Member of the House of Representatives
- In office 5 November 2021 – 23 January 2026
- Preceded by: Kimie Hatano
- Succeeded by: Joji Yamamoto
- Constituency: Southern Kanto PR

Personal details
- Born: 25 November 1968 (age 57) Shinjuku, Tokyo, Japan
- Party: CRA (since 2026)
- Other political affiliations: PLF (2012) TPJ (2012–2013) LP (2013–2016) DP (2016–2017) KnT (2017–2020) Reiwa (2020–2026)
- Children: 2
- Alma mater: Kokugakuin University
- Occupation: Business manager • Politician

= Ryo Tagaya =

Japanese politician

Ryo Tagaya (多ケ谷亮) is a Japanese politician who served as a member of the House of Representatives, in Japan's National Diet, from 2021 to 2026. He represented the Southern Kanto proportional representation block.

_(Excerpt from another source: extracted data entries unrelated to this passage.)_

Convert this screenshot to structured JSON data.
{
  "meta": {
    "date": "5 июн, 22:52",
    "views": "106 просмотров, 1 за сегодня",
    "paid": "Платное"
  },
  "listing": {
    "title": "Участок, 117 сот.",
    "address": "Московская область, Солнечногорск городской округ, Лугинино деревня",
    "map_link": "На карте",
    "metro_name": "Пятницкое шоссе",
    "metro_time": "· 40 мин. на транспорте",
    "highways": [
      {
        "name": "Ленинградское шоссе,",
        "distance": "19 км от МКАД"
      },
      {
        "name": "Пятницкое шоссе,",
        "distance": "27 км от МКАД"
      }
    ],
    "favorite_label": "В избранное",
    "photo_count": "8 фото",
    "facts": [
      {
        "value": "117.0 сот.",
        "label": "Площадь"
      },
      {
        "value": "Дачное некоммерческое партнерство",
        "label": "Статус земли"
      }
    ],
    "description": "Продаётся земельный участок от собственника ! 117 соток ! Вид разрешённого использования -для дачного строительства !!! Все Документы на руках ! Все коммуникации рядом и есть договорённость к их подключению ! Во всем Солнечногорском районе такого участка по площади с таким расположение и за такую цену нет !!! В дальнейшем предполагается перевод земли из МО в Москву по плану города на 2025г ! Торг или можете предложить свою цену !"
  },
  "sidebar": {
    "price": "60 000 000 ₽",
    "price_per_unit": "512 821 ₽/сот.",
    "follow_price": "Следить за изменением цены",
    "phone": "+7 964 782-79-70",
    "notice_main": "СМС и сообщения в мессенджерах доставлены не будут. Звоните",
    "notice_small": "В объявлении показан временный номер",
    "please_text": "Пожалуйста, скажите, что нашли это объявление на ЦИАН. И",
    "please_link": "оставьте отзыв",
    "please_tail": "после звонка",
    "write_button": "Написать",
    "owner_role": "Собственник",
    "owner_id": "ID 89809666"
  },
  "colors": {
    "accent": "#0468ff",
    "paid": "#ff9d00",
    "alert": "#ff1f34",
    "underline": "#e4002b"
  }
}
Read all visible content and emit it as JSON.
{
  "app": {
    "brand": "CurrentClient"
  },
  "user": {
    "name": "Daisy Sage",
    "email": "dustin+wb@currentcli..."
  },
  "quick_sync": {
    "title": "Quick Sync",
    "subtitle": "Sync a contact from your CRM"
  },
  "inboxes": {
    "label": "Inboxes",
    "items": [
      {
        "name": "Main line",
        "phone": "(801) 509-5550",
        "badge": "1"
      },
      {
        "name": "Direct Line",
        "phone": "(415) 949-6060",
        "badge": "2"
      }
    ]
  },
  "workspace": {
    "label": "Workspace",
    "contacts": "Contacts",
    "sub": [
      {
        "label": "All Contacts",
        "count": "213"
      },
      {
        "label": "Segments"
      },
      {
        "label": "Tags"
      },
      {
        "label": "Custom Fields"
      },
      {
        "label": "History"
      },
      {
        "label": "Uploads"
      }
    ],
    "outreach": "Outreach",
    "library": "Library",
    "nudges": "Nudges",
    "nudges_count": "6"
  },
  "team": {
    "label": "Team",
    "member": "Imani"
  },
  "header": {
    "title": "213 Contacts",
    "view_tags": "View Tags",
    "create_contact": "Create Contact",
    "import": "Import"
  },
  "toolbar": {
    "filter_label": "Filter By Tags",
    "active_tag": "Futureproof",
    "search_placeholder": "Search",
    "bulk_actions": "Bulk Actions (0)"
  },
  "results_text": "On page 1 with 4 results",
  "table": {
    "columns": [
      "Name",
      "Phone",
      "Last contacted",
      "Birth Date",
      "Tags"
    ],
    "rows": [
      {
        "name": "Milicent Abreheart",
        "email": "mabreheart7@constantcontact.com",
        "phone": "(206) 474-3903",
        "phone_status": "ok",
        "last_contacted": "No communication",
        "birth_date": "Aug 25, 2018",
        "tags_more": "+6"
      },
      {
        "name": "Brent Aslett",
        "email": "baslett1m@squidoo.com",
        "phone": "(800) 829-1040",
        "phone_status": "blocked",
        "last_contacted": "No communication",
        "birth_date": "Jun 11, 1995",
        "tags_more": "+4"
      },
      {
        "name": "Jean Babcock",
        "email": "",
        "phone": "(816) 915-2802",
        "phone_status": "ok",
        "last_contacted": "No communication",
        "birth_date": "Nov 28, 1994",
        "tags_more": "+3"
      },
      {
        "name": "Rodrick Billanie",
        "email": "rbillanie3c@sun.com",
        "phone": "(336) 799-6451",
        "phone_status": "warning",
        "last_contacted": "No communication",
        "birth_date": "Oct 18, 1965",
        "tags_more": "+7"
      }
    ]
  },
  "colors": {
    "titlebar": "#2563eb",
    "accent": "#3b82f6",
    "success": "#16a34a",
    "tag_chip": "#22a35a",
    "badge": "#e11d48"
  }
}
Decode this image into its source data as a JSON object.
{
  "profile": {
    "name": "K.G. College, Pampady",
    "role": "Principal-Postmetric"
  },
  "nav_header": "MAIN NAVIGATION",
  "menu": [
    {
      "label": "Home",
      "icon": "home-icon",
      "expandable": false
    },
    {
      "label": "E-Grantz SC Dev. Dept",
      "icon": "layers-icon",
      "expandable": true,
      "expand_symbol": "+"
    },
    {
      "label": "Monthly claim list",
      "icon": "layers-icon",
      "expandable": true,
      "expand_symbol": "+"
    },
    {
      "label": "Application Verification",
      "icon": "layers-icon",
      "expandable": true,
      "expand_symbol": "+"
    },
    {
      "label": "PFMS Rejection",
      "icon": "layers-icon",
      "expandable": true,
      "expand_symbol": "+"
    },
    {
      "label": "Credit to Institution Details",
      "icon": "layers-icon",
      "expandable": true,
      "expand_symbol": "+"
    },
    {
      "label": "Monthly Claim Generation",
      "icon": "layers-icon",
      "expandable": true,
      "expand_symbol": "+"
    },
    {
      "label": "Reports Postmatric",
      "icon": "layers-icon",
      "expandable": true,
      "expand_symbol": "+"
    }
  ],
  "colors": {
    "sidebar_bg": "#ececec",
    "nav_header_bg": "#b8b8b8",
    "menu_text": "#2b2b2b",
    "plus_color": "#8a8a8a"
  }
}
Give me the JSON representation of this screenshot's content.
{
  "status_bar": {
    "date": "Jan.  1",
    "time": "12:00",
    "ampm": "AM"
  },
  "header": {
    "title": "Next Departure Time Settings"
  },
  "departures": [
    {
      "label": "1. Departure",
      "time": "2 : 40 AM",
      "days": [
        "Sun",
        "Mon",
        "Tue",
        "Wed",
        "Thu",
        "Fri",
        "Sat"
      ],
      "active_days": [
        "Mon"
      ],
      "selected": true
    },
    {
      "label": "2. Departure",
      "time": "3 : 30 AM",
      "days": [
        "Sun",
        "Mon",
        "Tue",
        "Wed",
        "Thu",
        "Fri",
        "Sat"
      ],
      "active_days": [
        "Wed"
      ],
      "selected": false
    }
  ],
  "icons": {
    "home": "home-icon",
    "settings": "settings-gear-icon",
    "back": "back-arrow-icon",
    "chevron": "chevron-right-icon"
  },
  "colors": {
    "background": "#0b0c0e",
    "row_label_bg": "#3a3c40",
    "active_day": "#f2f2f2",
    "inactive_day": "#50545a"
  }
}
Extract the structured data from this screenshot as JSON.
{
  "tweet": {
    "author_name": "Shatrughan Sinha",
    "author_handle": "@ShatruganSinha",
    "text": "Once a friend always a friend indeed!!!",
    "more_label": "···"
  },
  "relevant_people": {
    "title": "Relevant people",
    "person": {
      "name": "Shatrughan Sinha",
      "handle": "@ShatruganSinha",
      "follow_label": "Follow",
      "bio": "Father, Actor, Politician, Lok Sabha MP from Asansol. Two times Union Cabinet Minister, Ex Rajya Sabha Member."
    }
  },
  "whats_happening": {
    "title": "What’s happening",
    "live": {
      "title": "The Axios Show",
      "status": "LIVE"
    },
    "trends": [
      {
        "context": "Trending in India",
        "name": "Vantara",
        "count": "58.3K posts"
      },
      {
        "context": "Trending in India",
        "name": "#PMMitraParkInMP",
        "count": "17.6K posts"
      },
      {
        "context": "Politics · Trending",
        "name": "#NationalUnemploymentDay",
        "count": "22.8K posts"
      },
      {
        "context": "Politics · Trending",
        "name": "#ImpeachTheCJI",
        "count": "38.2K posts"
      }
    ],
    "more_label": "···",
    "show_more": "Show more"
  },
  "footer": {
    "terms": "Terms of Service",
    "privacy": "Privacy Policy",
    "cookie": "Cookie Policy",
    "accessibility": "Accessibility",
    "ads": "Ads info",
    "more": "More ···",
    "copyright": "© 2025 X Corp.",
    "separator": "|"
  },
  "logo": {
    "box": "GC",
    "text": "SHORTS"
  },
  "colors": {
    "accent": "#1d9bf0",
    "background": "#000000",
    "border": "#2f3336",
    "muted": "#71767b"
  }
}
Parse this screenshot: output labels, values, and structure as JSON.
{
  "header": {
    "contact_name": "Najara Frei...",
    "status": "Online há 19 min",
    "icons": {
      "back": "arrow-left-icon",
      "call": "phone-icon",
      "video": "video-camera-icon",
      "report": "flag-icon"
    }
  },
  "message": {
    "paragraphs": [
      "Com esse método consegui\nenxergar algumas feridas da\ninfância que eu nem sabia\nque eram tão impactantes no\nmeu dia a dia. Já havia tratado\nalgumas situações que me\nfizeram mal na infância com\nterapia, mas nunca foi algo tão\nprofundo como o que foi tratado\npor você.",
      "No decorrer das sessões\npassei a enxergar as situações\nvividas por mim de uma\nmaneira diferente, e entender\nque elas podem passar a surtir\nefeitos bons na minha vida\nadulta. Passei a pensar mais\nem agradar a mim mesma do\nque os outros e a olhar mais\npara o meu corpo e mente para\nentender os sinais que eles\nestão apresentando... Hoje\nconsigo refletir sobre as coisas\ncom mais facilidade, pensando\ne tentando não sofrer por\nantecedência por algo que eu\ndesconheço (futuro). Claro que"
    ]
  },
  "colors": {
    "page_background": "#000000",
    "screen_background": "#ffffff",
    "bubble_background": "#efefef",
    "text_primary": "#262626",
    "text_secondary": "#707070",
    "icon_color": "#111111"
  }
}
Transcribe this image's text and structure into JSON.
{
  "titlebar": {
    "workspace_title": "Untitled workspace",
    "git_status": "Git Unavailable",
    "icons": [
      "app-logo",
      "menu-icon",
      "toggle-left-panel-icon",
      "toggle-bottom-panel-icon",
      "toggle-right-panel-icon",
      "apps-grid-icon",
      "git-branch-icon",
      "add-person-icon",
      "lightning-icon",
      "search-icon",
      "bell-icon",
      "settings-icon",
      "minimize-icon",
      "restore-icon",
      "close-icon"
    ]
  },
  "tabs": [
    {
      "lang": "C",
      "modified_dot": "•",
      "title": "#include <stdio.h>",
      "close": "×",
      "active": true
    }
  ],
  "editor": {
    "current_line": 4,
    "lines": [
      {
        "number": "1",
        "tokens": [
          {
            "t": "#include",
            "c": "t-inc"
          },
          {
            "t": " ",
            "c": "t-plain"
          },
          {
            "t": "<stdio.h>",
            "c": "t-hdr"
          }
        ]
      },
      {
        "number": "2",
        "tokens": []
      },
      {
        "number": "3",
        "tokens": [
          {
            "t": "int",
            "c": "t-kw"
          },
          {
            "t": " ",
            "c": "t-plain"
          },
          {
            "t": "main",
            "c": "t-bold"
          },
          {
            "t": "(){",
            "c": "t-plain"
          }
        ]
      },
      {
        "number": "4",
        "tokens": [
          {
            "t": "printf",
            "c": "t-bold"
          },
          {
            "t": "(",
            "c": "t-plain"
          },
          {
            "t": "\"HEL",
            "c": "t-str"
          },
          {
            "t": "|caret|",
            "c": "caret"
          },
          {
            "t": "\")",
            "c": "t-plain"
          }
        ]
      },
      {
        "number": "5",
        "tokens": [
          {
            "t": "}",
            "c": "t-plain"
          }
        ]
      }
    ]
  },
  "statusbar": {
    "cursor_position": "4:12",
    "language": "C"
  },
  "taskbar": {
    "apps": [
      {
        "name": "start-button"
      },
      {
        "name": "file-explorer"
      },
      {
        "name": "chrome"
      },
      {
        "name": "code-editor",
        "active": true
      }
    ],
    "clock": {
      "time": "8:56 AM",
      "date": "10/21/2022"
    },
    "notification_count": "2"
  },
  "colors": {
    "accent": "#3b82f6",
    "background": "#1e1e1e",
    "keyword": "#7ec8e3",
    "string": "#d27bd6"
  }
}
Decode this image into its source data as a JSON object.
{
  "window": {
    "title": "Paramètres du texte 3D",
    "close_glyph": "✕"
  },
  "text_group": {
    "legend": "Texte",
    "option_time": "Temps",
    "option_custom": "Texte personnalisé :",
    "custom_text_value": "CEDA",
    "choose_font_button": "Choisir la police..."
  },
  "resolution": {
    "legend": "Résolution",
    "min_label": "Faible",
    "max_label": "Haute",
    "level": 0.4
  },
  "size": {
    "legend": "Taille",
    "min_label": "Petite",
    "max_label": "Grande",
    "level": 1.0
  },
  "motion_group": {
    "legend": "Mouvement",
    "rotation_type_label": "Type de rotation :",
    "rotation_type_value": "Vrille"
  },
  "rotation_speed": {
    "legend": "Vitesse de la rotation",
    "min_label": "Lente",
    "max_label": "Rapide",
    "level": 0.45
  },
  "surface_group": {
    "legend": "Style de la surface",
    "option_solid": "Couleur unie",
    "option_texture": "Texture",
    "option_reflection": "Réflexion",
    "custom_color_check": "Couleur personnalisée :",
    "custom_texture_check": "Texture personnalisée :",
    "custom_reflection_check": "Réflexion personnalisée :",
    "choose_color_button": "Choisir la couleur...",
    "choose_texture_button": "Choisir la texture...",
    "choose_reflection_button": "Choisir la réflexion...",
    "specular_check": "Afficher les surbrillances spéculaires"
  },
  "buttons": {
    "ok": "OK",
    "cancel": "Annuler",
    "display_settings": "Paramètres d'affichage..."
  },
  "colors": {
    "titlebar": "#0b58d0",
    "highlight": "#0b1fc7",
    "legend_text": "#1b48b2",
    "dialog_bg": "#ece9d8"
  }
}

Tagaya was previously a member of Reiwa Shinsengumi, a left-wing populist opposition party led by Tarō Yamamoto. The party is known for progressive stances, including strong criticism of Israel's actions in Gaza and pro-Palestinian positions. In early January 2026, Tagaya participated in a parliamentary delegation visit to Israel, where he met with Prime Minister Benjamin Netanyahu. This action drew significant backlash from within Reiwa Shinsengumi and its supporters, who viewed it as inconsistent with the party's anti-war line, especially amid the Israel-Gaza conflict. As a result, he left the party.

Following his departure, Tagaya joined the Centrist Reform Alliance. The alliance endorsed him as a candidate for Chiba's 11th district in the 2026 Japanese general election.